We note, however, that the peer reviewers and the FWS are in agreement that Canis lupus baileyi is a unique and taxonomically distinct subspecies of Canis lupus deserving of separate protection and recovery actions under the ESA. And in fact, FWS has proposed the separate listing of the Mexican wolf within this proposed rule. The only disagreement between the peer reviewers and the FWS is over the probable historic range of the Mexican wolf. This disagreement is essentially rendered moot by language in the proposed list rule declaring Mexican wolves to be endangered “where found.”
Disagreement over the extent of the Mexican wolf’s historic range is best addressed by the Mexican Wolf Recovery Team using the best available science and settled in a final Mexican Wolf Recovery Plan, not in this proposed rule. The work of the Mexican Wolf Recovery Team, suspended since November 2011, needs to be resumed immediately.

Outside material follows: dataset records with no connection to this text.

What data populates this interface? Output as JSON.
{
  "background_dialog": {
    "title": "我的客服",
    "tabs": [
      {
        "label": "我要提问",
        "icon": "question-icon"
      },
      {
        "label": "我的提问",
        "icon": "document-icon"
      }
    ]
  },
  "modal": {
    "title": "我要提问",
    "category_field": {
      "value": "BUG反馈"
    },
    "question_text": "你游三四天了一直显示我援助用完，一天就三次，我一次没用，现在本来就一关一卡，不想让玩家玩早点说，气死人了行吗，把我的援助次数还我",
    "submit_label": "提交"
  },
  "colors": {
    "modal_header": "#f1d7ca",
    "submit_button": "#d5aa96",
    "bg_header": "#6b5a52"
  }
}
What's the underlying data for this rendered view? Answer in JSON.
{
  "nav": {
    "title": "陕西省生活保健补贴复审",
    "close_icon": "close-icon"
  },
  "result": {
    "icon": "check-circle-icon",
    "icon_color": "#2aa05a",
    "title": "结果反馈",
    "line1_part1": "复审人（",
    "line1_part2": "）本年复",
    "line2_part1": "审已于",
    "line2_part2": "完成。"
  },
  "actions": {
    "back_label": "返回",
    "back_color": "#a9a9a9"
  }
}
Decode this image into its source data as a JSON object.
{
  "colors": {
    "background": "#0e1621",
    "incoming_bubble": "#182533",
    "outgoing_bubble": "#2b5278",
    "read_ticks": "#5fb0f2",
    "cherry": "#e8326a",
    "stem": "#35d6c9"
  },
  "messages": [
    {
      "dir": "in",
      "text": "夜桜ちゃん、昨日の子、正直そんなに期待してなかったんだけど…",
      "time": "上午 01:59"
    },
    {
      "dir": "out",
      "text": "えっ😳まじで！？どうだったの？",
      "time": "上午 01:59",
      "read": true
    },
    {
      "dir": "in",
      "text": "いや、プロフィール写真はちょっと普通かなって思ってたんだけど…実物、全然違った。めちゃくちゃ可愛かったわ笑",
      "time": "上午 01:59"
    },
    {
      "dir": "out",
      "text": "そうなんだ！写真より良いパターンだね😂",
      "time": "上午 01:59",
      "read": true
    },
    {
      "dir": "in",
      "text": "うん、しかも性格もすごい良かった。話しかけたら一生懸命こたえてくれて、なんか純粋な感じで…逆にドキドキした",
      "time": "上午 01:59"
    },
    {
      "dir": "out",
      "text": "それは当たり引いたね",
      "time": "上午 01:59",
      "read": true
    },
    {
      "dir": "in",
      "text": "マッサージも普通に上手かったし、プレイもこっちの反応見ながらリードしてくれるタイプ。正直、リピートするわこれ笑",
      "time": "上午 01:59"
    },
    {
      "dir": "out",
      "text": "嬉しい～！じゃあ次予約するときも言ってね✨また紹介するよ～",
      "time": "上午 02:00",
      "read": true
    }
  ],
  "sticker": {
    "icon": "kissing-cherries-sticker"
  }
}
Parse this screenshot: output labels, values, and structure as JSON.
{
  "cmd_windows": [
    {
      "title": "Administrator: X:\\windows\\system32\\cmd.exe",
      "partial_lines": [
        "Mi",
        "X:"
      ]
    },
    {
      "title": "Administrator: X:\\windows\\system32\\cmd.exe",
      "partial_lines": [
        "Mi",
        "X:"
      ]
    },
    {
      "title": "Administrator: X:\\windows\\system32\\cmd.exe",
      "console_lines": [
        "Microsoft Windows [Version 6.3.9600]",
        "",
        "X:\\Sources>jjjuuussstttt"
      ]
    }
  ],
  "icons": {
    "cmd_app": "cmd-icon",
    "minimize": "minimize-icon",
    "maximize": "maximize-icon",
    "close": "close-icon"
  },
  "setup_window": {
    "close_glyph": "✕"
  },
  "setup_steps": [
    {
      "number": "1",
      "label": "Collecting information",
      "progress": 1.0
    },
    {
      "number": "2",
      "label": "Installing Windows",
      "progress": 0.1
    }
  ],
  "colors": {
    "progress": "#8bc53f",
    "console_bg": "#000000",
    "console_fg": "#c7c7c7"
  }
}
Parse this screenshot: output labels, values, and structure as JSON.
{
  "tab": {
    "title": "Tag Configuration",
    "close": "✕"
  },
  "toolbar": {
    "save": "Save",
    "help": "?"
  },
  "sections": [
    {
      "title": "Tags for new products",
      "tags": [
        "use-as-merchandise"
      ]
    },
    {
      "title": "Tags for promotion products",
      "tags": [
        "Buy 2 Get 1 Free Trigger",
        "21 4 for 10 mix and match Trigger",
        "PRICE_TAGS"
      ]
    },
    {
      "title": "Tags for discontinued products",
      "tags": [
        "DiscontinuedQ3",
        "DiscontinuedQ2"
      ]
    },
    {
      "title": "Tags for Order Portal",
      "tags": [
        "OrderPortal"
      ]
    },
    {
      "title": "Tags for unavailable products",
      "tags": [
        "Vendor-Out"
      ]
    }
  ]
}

While not procedurally necessary, it appears that FWS is waiting for the promulgation of the final rule placing Mexican wolves on the endangered species list before resuming work of the recovery team.
History has shown that proposals by the FWS to remove gray wolves from the endangered species list have always been litigated, often delaying or even reversing actions proposed by the FWS. And history has shown that the FWS tends to suspend legitimate recovery actions for Mexican wolves in the face of litigation over proposals related to other gray wolves.
Furthermore, there is no scientific disagreement over the FWS’s proposal to list Canis lupus baileyi as an endangered subspecies of the gray wolf. And Mexican wolves are in critical need of recovery actions that are hampered by current regulations and the lack of a current recovery plan based on the best available science (see comments submitted by TRI on the draft proposed rule for Mexican wolves dated 10/24/2013 and incorporated in their entirety here as Appendix A of these comments).
Therefore, to enhance the likelihood of survival and recovery of Mexican wolves, it follows that FWS must decouple the proposal to list Canis lupus baileyi from the proposal to delist gray wolves elsewhere. No legitimate purpose is served by continuing link these two distinct actions into one combined process that is destined to be litigated solely over the gray wolf delisting part of the proposal.
As for the proposal to delist Canis lupus, TRI recommends that the FWS honor the independent peer review process and base its final decision on the best available science.
As for the proposal to list Canis lupus baileyi TRI recommends that FWS issue an expedited final rule completing this action separate from the gray wolf delisting proposal. And we further recommend that the existing Mexican Wolf Recovery Team be reactivated immediately with a goal of completing a science-based recovery plan as soon as possible.
As always, The Rewilding Institute appreciates this opportunity to comment on these proposals.